After the preoperative assessment anesthetic choice is made in collaboration with the patient and the surgeon. The final decision ultimately rest on patient's safety in relation to the type of surgery. Regional anesthesia with minimal sedation is considered one the safe anesthetic technique in patients with increased risk of aspiration (Morgan, Mikhail & Murray, 2006). General anesthesia with endotracheal intubation can be used if regional anesthesia is contraindicated. Patients undergoing general anesthesia are pre treated with bicitra, metoproclopromide and famotidine.
After the pre treatment, patients who are known to be easy intubation will undergo rapid sequence induction (RSI) or Sellick maneuver intubation. The use of RSI is intended to allow rapid, safe airway management and protection while minimizing periods of hypoxia. The technique involves preoxygenation via bag-mask ventilation to establish the presence of a patent airway as well as to determine the ability to oxygenate.

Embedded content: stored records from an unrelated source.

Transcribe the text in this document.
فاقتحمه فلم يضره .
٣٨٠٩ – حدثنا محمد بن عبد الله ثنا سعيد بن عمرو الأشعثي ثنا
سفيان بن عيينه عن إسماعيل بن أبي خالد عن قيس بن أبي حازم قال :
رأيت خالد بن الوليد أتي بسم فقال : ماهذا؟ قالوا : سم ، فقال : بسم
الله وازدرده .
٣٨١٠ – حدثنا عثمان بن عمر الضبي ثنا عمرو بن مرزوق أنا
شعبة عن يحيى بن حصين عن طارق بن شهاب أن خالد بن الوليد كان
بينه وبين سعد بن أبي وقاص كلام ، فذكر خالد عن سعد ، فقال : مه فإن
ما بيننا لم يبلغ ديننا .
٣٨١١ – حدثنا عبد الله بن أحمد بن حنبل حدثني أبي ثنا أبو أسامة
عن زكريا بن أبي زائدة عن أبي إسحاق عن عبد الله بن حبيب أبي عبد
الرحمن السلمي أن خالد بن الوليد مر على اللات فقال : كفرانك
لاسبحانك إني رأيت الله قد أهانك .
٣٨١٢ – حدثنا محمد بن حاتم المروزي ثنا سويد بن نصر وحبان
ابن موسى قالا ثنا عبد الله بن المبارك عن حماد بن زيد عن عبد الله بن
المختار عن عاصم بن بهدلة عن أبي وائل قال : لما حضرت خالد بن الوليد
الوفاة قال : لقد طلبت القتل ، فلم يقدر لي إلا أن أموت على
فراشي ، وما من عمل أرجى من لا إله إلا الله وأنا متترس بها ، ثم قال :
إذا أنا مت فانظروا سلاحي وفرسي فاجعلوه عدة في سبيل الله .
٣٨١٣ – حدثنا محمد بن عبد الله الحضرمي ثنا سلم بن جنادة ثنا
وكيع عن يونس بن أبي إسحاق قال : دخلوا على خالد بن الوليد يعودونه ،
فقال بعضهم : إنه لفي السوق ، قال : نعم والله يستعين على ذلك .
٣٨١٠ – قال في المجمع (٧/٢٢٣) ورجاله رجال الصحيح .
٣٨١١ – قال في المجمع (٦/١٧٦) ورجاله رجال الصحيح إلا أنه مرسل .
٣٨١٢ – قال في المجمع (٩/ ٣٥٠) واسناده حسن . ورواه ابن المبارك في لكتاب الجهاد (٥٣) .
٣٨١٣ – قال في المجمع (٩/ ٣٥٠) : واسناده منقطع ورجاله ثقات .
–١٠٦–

At this point, cricoid pressure is applied followed by the administration of an induction agent, propofol, which rapidly produces unconsciousness and apnea. Neuromuscular blocking agent such as succinnylcholine is immediately given after the propofol. Laryngoscopy and endotracheal intubation is performed. Cricoid pressure is released after the confirmation of endotracheal tube placement by auscultating bilateral breath sounds, ETCO2 and bilateral chest expansion. Patient is then ventilated with additional paralytic agent and sedation as needed (Batra & Mathew, 2005).

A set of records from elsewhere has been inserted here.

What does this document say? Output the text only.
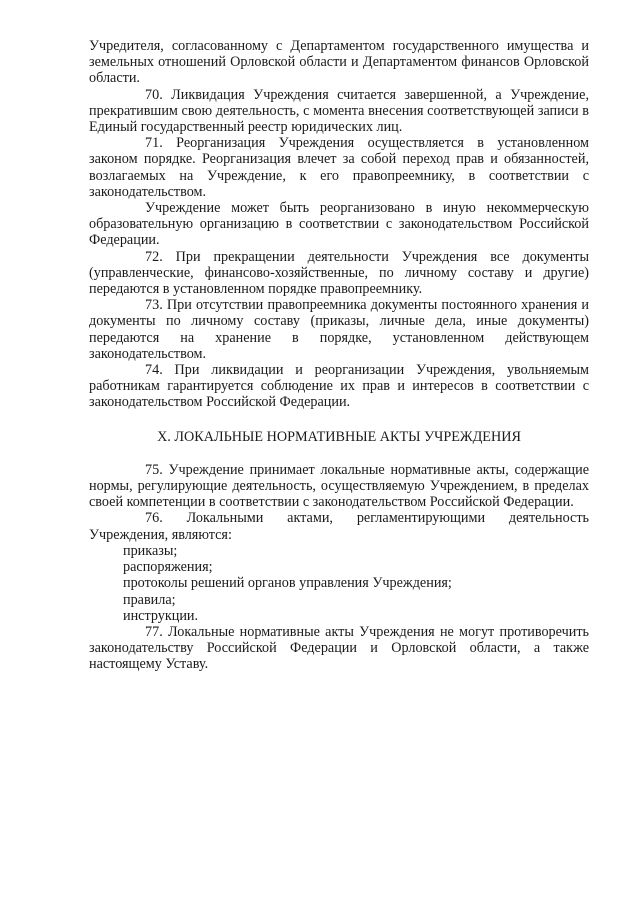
Учредителя, согласованному с Департаментом государственного имущества и земельных отношений Орловской области и Департаментом финансов Орловской области.

70. Ликвидация Учреждения считается завершенной, а Учреждение, прекратившим свою деятельность, с момента внесения соответствующей записи в Единый государственный реестр юридических лиц.

71. Реорганизация Учреждения осуществляется в установленном законом порядке. Реорганизация влечет за собой переход прав и обязанностей, возлагаемых на Учреждение, к его правопреемнику, в соответствии с законодательством.

Учреждение может быть реорганизовано в иную некоммерческую образовательную организацию в соответствии с законодательством Российской Федерации.

72. При прекращении деятельности Учреждения все документы (управленческие, финансово-хозяйственные, по личному составу и другие) передаются в установленном порядке правопреемнику.

73. При отсутствии правопреемника документы постоянного хранения и документы по личному составу (приказы, личные дела, иные документы) передаются на хранение в порядке, установленном действующем законодательством.

74. При ликвидации и реорганизации Учреждения, увольняемым работникам гарантируется соблюдение их прав и интересов в соответствии с законодательством Российской Федерации.

X. ЛОКАЛЬНЫЕ НОРМАТИВНЫЕ АКТЫ УЧРЕЖДЕНИЯ

75. Учреждение принимает локальные нормативные акты, содержащие нормы, регулирующие деятельность, осуществляемую Учреждением, в пределах своей компетенции в соответствии с законодательством Российской Федерации.

76. Локальными актами, регламентирующими деятельность Учреждения, являются:

приказы;

распоряжения;

протоколы решений органов управления Учреждения;

правила;

инструкции.

77. Локальные нормативные акты Учреждения не могут противоречить законодательству Российской Федерации и Орловской области, а также настоящему Уставу.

Furthermore, secured airway can be achieved via awake- intubation technique in patients with known difficult airway. This can be a frightening situation for the patient, it is therefore imperative to thoroughly prepare the patient and carefully explained the procedure. Patient can be pre-medicated with antianxiolytic decrease anxiety. Awake- intubation is usually accomplished by the "blind" nasal route, fiberoptic bronchoscopy, or direct visualization, often with the aid of Magill forceps (Batra & Mathew, 2005).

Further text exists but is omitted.